Salah satu tren paling jelas yang muncul dari musim Barcelona sejauh ini adalah bagaimana gol dibagikan ke seluruh skuad.

Angka-angka tersebut sangat menunjukkan bahwa Hansi Flick sengaja meringankan beban mencetak gol dari Robert Lewandowski, tidak hanya dengan mengesampingkannya, tetapi juga dengan menciptakan struktur serangan yang lebih seimbang dan tidak dapat diprediksi.

Daripada mengandalkan satu poin saja, Barcelona kini punya banyak pemain yang berkontribusi secara reguler di depan gawang.

Untuk menempatkan segala sesuatunya dalam perspektif, sebanyak itu lima pemain telah mencapai dua digit di semua kompetisidengan dua musim lainnya di belakang, yang merupakan perubahan signifikan dari musim-musim sebelumnya.

Lihatlah angka-angkanya

Di urutan teratas ada Ferran Torres dengan 15 gol, disusul Raphinha dengan 12 gol.

Lamine Yamal, yang mencapai tonggak 100 gol yang mengesankan, dan Lewandowski berada di level 11, sementara Fermin Lopez telah mencapai 10 gol.

Di belakangnya ada Marcus Rashford dengan delapan gol dan Dani Olmo dengan tujuh gol.

Melihat lebih dekat kompetisi-kompetisi tersebut menunjukkan betapa meratanya distribusi gol.

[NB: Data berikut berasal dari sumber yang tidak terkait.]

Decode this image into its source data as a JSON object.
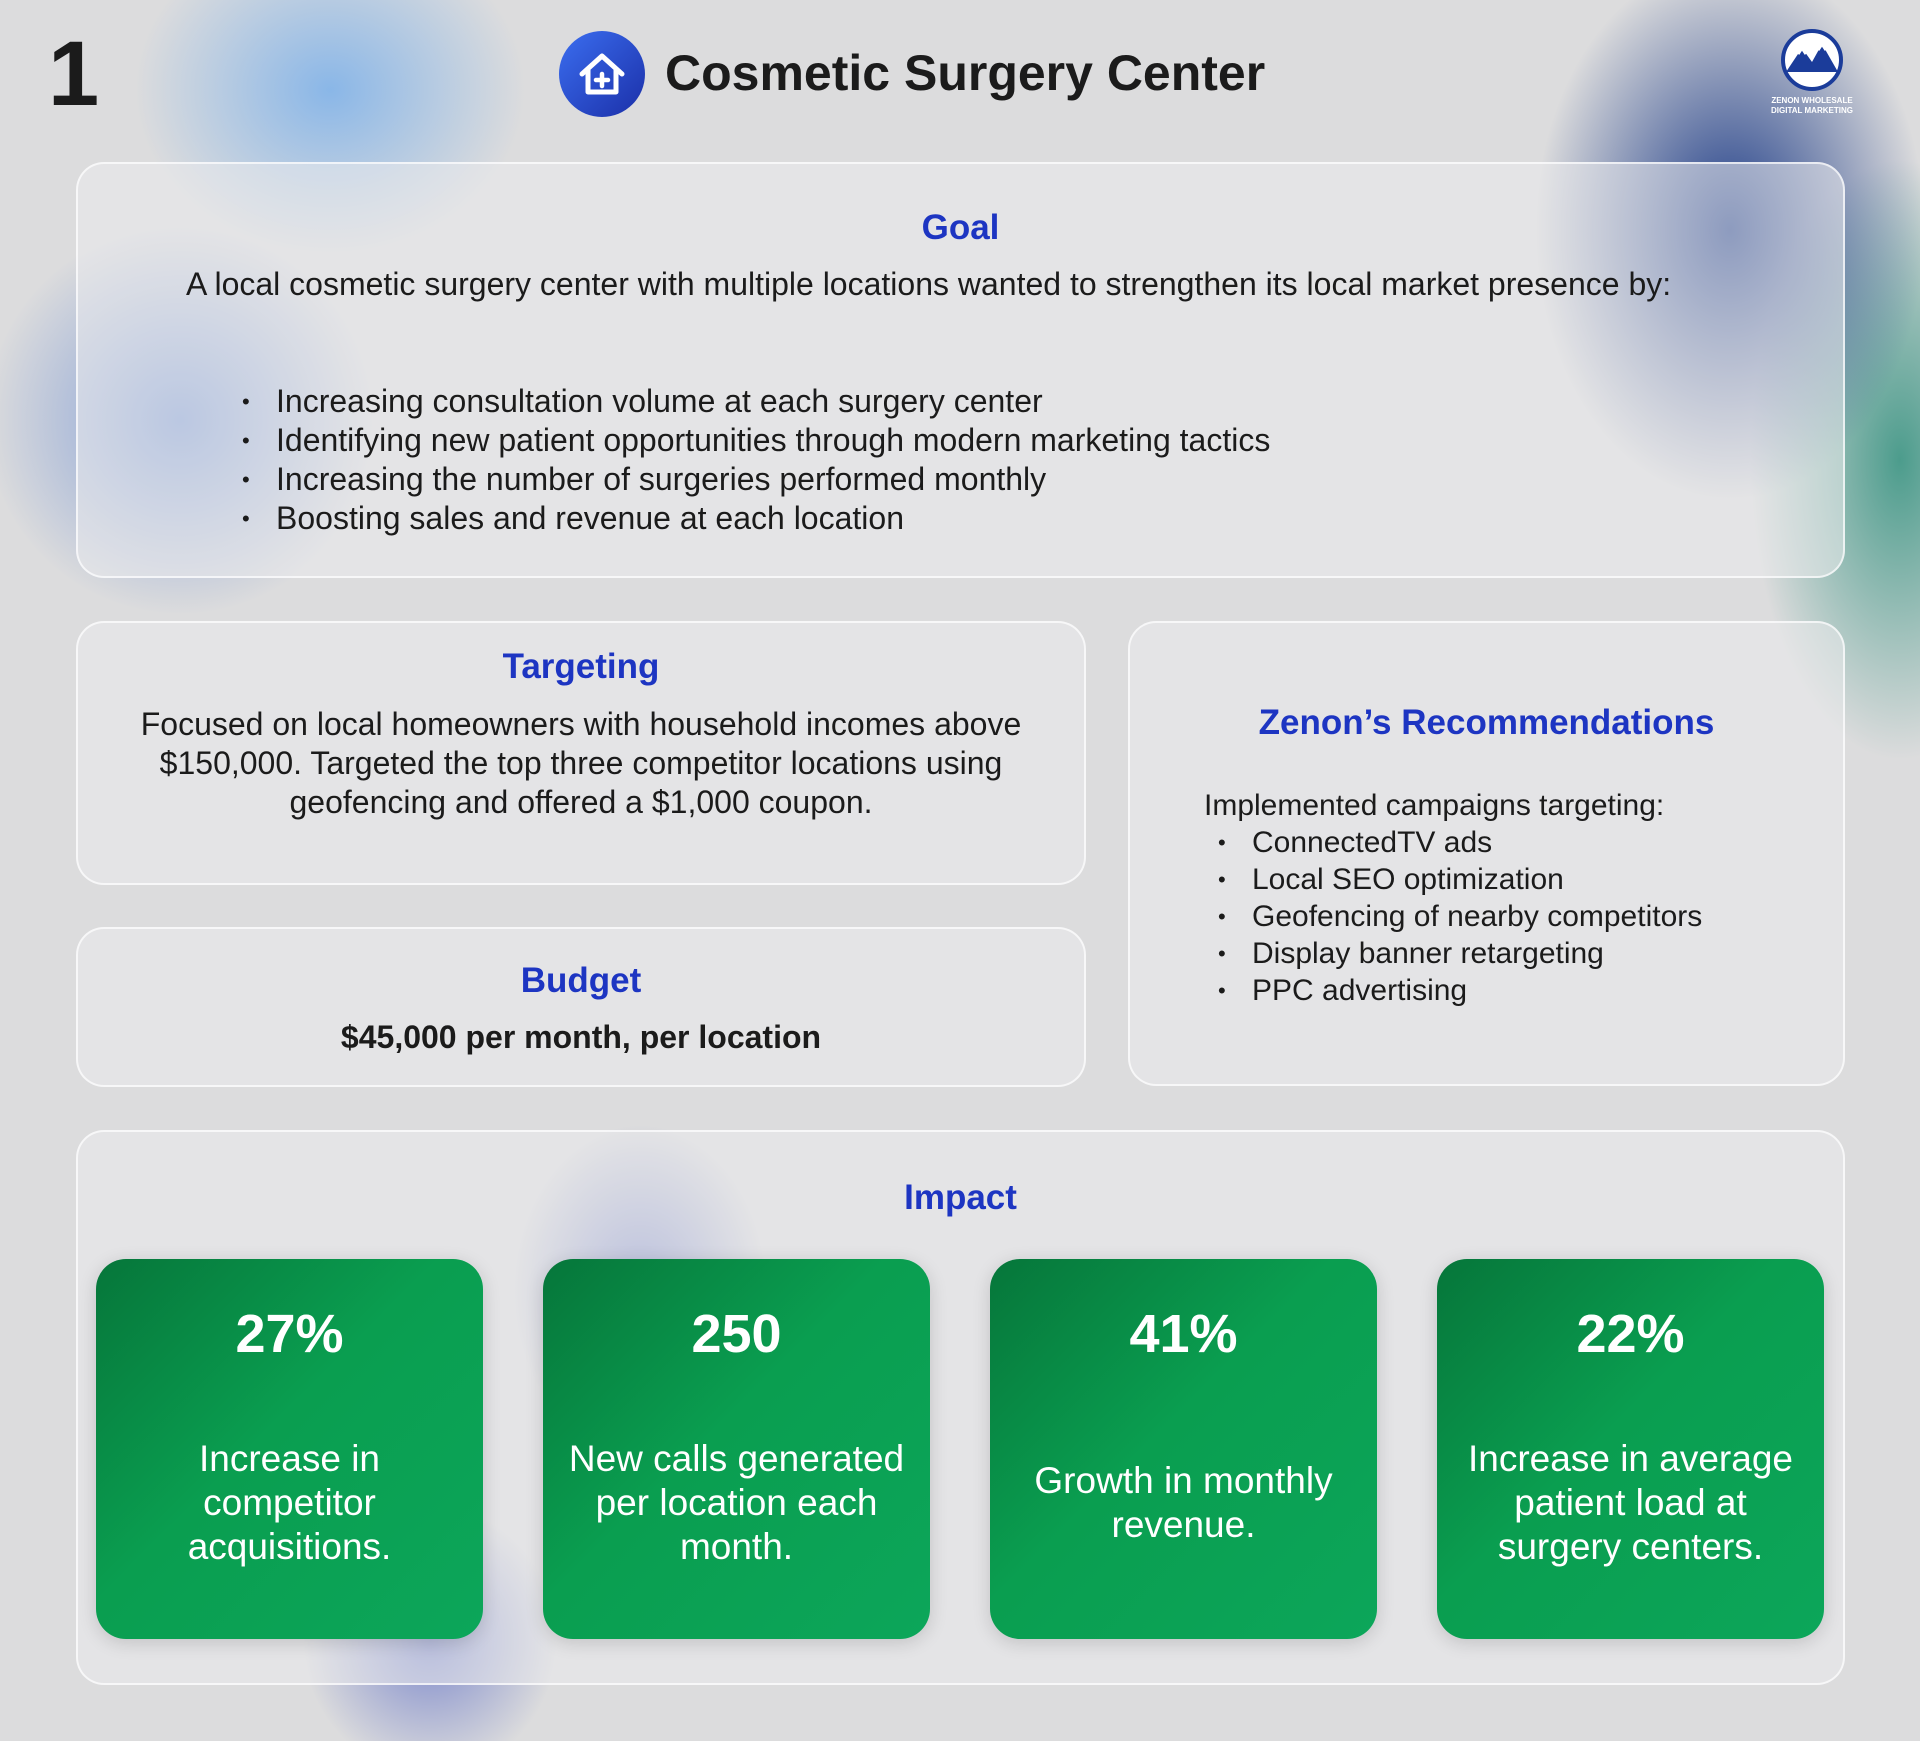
{
  "page_number": "1",
  "header": {
    "title": "Cosmetic Surgery Center",
    "logo_line1": "ZENON WHOLESALE",
    "logo_line2": "DIGITAL MARKETING"
  },
  "goal": {
    "heading": "Goal",
    "text": "A local cosmetic surgery center with multiple locations wanted to strengthen its local market presence by:",
    "bullets": [
      "Increasing consultation volume at each surgery center",
      "Identifying new patient opportunities through modern marketing tactics",
      "Increasing the number of surgeries performed monthly",
      "Boosting sales and revenue at each location"
    ]
  },
  "targeting": {
    "heading": "Targeting",
    "text": "Focused on local homeowners with household incomes above $150,000. Targeted the top three competitor locations using geofencing and offered a $1,000 coupon."
  },
  "budget": {
    "heading": "Budget",
    "text": "$45,000 per month, per location"
  },
  "recommendations": {
    "heading": "Zenon’s Recommendations",
    "intro": "Implemented campaigns targeting:",
    "bullets": [
      "ConnectedTV ads",
      "Local SEO optimization",
      "Geofencing of nearby competitors",
      "Display banner retargeting",
      "PPC advertising"
    ]
  },
  "impact": {
    "heading": "Impact",
    "stats": [
      {
        "value": "27%",
        "label": "Increase in competitor acquisitions."
      },
      {
        "value": "250",
        "label": "New calls generated per location each month."
      },
      {
        "value": "41%",
        "label": "Growth in monthly revenue."
      },
      {
        "value": "22%",
        "label": "Increase in average patient load at surgery centers."
      }
    ]
  }
}
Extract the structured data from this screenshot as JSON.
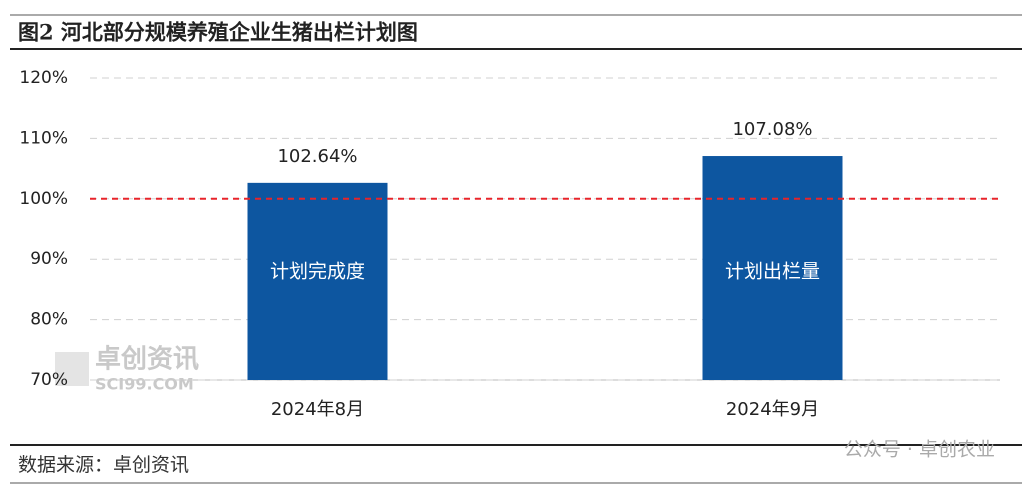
{
  "chart_data": {
    "type": "bar",
    "title": "图2 河北部分规模养殖企业生猪出栏计划图",
    "categories": [
      "2024年8月",
      "2024年9月"
    ],
    "values": [
      102.64,
      107.08
    ],
    "value_labels": [
      "102.64%",
      "107.08%"
    ],
    "bar_labels": [
      "计划完成度",
      "计划出栏量"
    ],
    "color": "#0d56a0",
    "ylim": [
      70,
      120
    ],
    "yticks": [
      {
        "value": 70,
        "label": "70%"
      },
      {
        "value": 80,
        "label": "80%"
      },
      {
        "value": 90,
        "label": "90%"
      },
      {
        "value": 100,
        "label": "100%"
      },
      {
        "value": 110,
        "label": "110%"
      },
      {
        "value": 120,
        "label": "120%"
      }
    ],
    "grid": true,
    "reference_line": {
      "value": 100,
      "color": "#e8242a"
    },
    "source": "数据来源：卓创资讯",
    "watermarks": [
      "卓创资讯",
      "SCI99.COM",
      "公众号 · 卓创农业"
    ]
  }
}
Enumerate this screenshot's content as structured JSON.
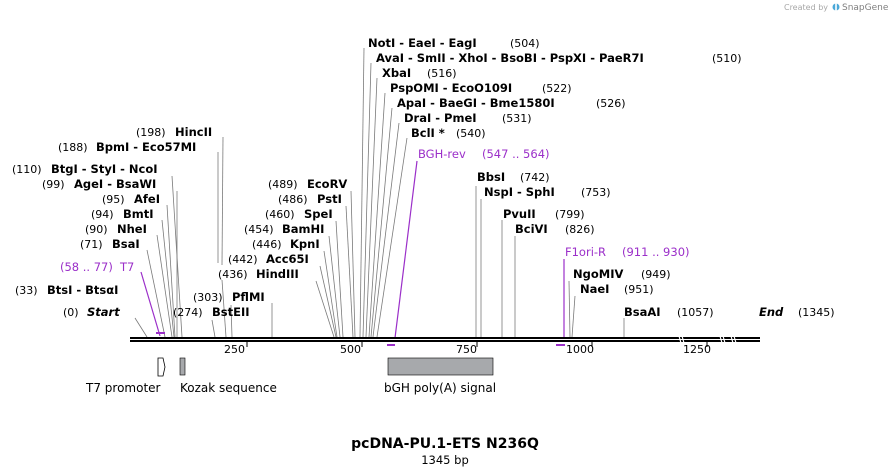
{
  "title": "pcDNA-PU.1-ETS N236Q",
  "subtitle": "1345 bp",
  "credit": {
    "text": "Created by",
    "brand": "SnapGene"
  },
  "ruler": {
    "ticks": [
      "250",
      "500",
      "750",
      "1000",
      "1250"
    ]
  },
  "sites": [
    {
      "label": "NotI  -  EaeI  -  EagI",
      "pos": "(504)"
    },
    {
      "label": "AvaI  -  SmII  -  XhoI  -  BsoBI  -  PspXI  -  PaeR7I",
      "pos": "(510)"
    },
    {
      "label": "XbaI",
      "pos": "(516)"
    },
    {
      "label": "PspOMI  -  EcoO109I",
      "pos": "(522)"
    },
    {
      "label": "ApaI  -  BaeGI  -  Bme1580I",
      "pos": "(526)"
    },
    {
      "label": "DraI  -  PmeI",
      "pos": "(531)"
    },
    {
      "label": "BclI *",
      "pos": "(540)"
    },
    {
      "label": "HincII",
      "pos": "(198)"
    },
    {
      "label": "BpmI  -  Eco57MI",
      "pos": "(188)"
    },
    {
      "label": "BtgI  -  StyI  -  NcoI",
      "pos": "(110)"
    },
    {
      "label": "AgeI  -  BsaWI",
      "pos": "(99)"
    },
    {
      "label": "AfeI",
      "pos": "(95)"
    },
    {
      "label": "BmtI",
      "pos": "(94)"
    },
    {
      "label": "NheI",
      "pos": "(90)"
    },
    {
      "label": "BsaI",
      "pos": "(71)"
    },
    {
      "label": "BtsI  -  BtsαI",
      "pos": "(33)"
    },
    {
      "label": "Start",
      "pos": "(0)"
    },
    {
      "label": "BstEII",
      "pos": "(274)"
    },
    {
      "label": "PflMI",
      "pos": "(303)"
    },
    {
      "label": "HindIII",
      "pos": "(436)"
    },
    {
      "label": "Acc65I",
      "pos": "(442)"
    },
    {
      "label": "KpnI",
      "pos": "(446)"
    },
    {
      "label": "BamHI",
      "pos": "(454)"
    },
    {
      "label": "SpeI",
      "pos": "(460)"
    },
    {
      "label": "PstI",
      "pos": "(486)"
    },
    {
      "label": "EcoRV",
      "pos": "(489)"
    },
    {
      "label": "BbsI",
      "pos": "(742)"
    },
    {
      "label": "NspI  -  SphI",
      "pos": "(753)"
    },
    {
      "label": "PvuII",
      "pos": "(799)"
    },
    {
      "label": "BciVI",
      "pos": "(826)"
    },
    {
      "label": "NgoMIV",
      "pos": "(949)"
    },
    {
      "label": "NaeI",
      "pos": "(951)"
    },
    {
      "label": "BsaAI",
      "pos": "(1057)"
    },
    {
      "label": "End",
      "pos": "(1345)"
    }
  ],
  "primers": [
    {
      "label": "BGH-rev",
      "range": "(547 .. 564)"
    },
    {
      "label": "T7",
      "range": "(58 .. 77)"
    },
    {
      "label": "F1ori-R",
      "range": "(911 .. 930)"
    }
  ],
  "features": [
    {
      "label": "T7 promoter"
    },
    {
      "label": "Kozak sequence"
    },
    {
      "label": "bGH poly(A) signal"
    }
  ],
  "colors": {
    "primer": "#9b2fc9",
    "feature_fill": "#a7a9ac",
    "credit": "#a8a8a8"
  }
}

Di La Liga, Ferran memimpin dengan 11 gol, namun Lewandowski (9), Raphinha (8), dan Lamine (8) semuanya berkontribusi secara konsisten.

Barcelona memiliki beberapa pencetak gol di peringkat mereka. (Foto oleh Alex Caparros/Getty Images)

Olmo (6), Fermin (4), dan Rashford (3) menunjukkan kedalaman yang dimiliki Flick saat ini.

Gambaran menjadi lebih menarik di Liga Champions UEFA. Di sini, hierarki yang biasa dibalik.

Pasalnya Fermin memimpin dengan lima gol, disusul Rashford dengan empat gol.

Ferran, Lamine, dan Jules Kounde masing-masing mencetak dua gol, sementara Lewandowski dan Olmo duduk di posisi yang sama.

Khususnya, Raphinha belum mencetak gol di kompetisi ini sejauh ini, yang berarti akan ada lebih banyak variasi yang bisa terjadi.

Rekor domestik

Kompetisi piala domestik menceritakan kisah serupa. Di Piala Super Spanyol, Raphinha meledak dengan empat gol, sementara Fermin, Lewandowski, Ferran, dan Roony Bardghji juga berbagi tanggung jawab.

Sedangkan di Copa del Rey, gol datang dari Lamine, Ferran, Rashford, dan Andreas Christensen.

Secara keseluruhan, dapat disimpulkan bahwa Barcelona tidak lagi dibangun hanya berdasarkan satu pencetak gol.

Di bawah Flick, gol datang dari mana-mana, dan ini mungkin terbukti menjadi model serangan paling berkelanjutan yang pernah mereka miliki selama bertahun-tahun.